Tobacco companies and DOJ agree on details of messages to correct companies’ lies about smoking and health

Fifteen years ago, the Department of Justice sued the major cigarette companies, alleging that the companies conspired to mislead consumers about the risks of tobacco products. The US District Court for the District of Columbia ruled for DOJ, and the ruling was upheld on appeal. Among other things, to remedy the companies’ misleading statements, the court ordered them to put out advertisements correcting their lies and to stop marketing cigarettes as “light” or “low-tar.”

The court previously approved the text of the corrective messages, and that order is on appeal. On Friday, DOJ and the companies reached an agreement on the format and placement of the messages. They agreed that they will appear in the print and online editions of newspapers, on television, and on the companies’ websites.
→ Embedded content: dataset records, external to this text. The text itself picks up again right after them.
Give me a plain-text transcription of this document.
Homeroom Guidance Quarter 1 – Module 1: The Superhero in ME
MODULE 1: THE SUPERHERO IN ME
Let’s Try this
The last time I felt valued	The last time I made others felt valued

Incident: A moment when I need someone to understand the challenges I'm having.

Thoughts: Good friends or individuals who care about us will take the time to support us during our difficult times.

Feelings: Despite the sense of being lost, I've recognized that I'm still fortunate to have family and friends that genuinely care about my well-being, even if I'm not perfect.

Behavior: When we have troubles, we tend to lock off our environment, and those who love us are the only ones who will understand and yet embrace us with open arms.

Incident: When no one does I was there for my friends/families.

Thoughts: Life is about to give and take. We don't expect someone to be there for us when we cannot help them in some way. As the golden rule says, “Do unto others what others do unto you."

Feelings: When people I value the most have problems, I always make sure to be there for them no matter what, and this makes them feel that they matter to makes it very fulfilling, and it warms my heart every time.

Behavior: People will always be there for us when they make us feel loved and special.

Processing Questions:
The agreement also provides that additional information on the adverse health effects of smoking will appear on cigarette packages.
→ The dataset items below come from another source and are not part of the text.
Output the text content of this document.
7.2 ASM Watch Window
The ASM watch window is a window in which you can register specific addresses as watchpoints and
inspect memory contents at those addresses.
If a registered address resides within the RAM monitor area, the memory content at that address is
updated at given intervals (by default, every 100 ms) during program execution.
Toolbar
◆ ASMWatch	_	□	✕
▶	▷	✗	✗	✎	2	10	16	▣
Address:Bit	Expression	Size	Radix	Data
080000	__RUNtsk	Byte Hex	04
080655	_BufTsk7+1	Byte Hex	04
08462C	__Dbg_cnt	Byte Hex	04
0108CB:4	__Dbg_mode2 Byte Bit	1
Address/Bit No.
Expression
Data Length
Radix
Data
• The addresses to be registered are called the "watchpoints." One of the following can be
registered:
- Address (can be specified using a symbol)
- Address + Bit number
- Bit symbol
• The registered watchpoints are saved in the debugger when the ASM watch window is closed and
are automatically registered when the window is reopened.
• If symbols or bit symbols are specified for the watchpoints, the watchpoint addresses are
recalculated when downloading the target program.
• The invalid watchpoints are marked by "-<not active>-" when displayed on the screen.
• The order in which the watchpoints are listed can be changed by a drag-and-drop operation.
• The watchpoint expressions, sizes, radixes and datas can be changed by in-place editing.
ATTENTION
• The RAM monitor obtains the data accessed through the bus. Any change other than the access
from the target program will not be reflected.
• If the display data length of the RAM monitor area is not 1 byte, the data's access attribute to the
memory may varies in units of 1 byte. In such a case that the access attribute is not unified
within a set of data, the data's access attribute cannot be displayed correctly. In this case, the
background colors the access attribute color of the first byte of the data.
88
The previously court-approved text of the messages will explain that a federal court found that the four companies “deliberately deceived the American public,” describe companies’ wrongdoing, and include correct public health information concerning the dangers of smoking and its addictiveness, second-hand smoke, and the truth about low-tar and light cigarettes.

Tobacco-control groups, which participated in the litigation as intervenors, issued a press release characterizing the agreement as an “important step forward.”